The mutable upload code in 1.1 is new. The servermap update phase has no way
to ask if the server will accept a new share or not, but the publish phase
uses a full peerlist, and will fall back to later peers if earlier ones have
problems. The IOError will cause a log.UNUSUAL event to be recorded, but
otherwise peer-selection will work correctly. Since mutable share writes are
performed by a single remote_slot_testv_and_readv_and_writev call (instead of
being broken up into allocate, write, and close calls like immutable shares),
they are not vulnerable to the problems that will occur with immutable files
and late exceptions. Mutable file publish in the face of IOError will require
multiple roundtrips, though, since we must wait until the publish phase to
determine which peers will help. I expect this to make the publish phase
require 2 RTT instead of 1, bringing the total from 2 to 3.
Out-of-space exceptions for initial mutable-file creation should be tolerated
well, however out-of-space during subsequent modification calls is a problem.
The client will detect the error and find another server to put the new
(larger) share on, but they do not then remove the old (smaller) share from
the server that raised IOError. As a result, the old version will still be
there, and once this happens to several primary servers, rollback will occur
(i.e. the first few k+epsilon shares that the client sees will be old ones,
so it won't see the later version).
Necessary Changes
We need to reduce the chance that (immutable) allocate_buckets will succeed
but a later write() call will fail, since that will cause significant
problems. Likewise, assuming that we can't get rid of all 1.0 clients for a
while, we need to reduce the chance that mutable r_s_t_a_r_a_w() will get an
exception.
To do this, we should set NODEDIR/readonly_storage on storage servers that
are getting close to full (say, with about 10GB to spare). That will cause
allocate_buckets() to start rejecting shares, avoiding failures in write().

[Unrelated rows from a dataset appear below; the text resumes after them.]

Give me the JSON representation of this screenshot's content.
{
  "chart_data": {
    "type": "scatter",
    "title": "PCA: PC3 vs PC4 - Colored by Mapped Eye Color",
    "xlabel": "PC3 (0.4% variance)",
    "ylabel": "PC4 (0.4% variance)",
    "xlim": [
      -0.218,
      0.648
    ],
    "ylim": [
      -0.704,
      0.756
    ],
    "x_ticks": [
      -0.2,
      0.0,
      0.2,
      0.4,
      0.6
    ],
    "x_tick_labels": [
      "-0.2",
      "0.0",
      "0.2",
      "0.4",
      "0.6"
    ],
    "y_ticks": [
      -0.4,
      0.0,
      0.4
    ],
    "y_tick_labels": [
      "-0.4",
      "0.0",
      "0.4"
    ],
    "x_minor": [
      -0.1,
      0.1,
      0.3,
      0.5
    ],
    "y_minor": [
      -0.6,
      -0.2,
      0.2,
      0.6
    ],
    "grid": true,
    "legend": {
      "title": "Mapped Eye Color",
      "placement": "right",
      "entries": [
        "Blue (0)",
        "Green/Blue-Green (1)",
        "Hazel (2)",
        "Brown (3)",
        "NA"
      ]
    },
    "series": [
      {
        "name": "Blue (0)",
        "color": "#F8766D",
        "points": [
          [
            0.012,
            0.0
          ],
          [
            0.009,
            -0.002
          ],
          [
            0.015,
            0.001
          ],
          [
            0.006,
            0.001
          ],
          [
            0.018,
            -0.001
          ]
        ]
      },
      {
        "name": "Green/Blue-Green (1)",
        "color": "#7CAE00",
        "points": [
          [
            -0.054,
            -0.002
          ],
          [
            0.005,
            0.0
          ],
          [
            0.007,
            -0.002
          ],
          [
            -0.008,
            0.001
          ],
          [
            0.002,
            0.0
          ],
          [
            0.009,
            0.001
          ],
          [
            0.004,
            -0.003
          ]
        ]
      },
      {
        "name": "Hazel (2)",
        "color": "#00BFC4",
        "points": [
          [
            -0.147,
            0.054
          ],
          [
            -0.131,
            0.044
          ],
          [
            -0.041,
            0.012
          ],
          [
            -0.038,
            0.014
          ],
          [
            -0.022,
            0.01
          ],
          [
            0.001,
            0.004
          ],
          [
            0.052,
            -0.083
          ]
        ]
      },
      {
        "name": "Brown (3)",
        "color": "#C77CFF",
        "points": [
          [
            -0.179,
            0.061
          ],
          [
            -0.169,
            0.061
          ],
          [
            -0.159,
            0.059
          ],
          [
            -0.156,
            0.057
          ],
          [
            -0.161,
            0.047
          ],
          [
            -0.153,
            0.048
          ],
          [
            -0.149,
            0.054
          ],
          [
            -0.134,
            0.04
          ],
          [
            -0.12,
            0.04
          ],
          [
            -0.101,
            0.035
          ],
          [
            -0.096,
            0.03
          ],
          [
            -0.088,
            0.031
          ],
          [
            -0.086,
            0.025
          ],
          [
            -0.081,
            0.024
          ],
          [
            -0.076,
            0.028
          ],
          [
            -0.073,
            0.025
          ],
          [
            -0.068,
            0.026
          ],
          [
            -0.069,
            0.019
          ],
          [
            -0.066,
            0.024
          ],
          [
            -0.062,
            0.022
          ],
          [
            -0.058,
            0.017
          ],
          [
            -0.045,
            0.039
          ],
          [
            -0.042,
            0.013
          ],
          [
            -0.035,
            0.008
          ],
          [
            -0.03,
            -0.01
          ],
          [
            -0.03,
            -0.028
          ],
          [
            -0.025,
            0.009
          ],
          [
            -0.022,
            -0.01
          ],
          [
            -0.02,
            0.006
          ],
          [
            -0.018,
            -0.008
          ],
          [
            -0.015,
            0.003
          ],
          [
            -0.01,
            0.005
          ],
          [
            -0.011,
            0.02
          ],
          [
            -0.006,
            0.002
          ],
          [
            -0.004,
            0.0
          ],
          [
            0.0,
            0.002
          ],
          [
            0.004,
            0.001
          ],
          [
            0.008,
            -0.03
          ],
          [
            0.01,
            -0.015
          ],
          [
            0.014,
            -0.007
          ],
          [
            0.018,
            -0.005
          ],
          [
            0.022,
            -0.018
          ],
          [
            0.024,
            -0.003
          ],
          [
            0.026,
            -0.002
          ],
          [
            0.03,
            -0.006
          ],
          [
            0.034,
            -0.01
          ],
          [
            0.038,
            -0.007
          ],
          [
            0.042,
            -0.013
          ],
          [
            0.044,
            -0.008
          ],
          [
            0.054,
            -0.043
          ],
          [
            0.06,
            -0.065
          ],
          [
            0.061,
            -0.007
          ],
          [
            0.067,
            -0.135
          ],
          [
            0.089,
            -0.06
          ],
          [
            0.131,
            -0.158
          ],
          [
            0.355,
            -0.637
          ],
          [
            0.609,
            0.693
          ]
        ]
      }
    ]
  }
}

readonly_storage does not yet affect r_s_t_a_r_a_w(), so clients will
continue to write mutable shares to the somewhat-readonly servers.
The next phase is to get rid of all the 1.0 peers, to avoid the bad behavior
that occurs when they experience an exception during publish.
Then we can change the server-side storage code in trunk to partially respect
NODEDIR/readonly_storage by rejecting new mutable shares (raising an
exception) but have it continue to accept modifications of existing shares.
This will allow 1.1 clients to behave well, while still avoiding the problems
that occur when 1.1 clients get errors while modifying existing shares.
Next, we change the client-side mutable publish code in trunk to be able to
move shares (specifically give it the ability to delete shares). This
requires new server-side methods. Publish should respond to an out-of-space
error by locating a server which can hold the share, uploading it to them,
then deleting the old one. Once all clients are able to do this, it will
become safe to allow servers to raise an out-of-space exception in
r_s_t_a_r_a_w.
Then, we can change the server-side code to fully respect readonly_storage,
except that we need to change its meaning: something more like "stop getting
bigger". The new flag must allow the deletion of mutable shares, and could
possibly allow modifications to them as long as the shares do not get bigger.
Eventually, we want the server to pay attention to its free space (the 'df'
reserved threshold) and reject allocation requests when they would cause this
threshold to be exceeded.
Ok, so the plan is:
readonly_storage is set), but continue to allow modifications to exising mutable shares.
This will reduce the rate of inbound data to practically nothing, and if we make this change
with perhaps 10GB left, we can probably survive in this state for years.
Later, we'll be overhauling the storage API to handle all of this better. We'll probably deploy that change through the introducer (so that 1.1 clients will see different storage objects than newer clients).
So, we don't really need to make any changes to 1.1 to make it behave well according to this plan, so I'm closing this ticket.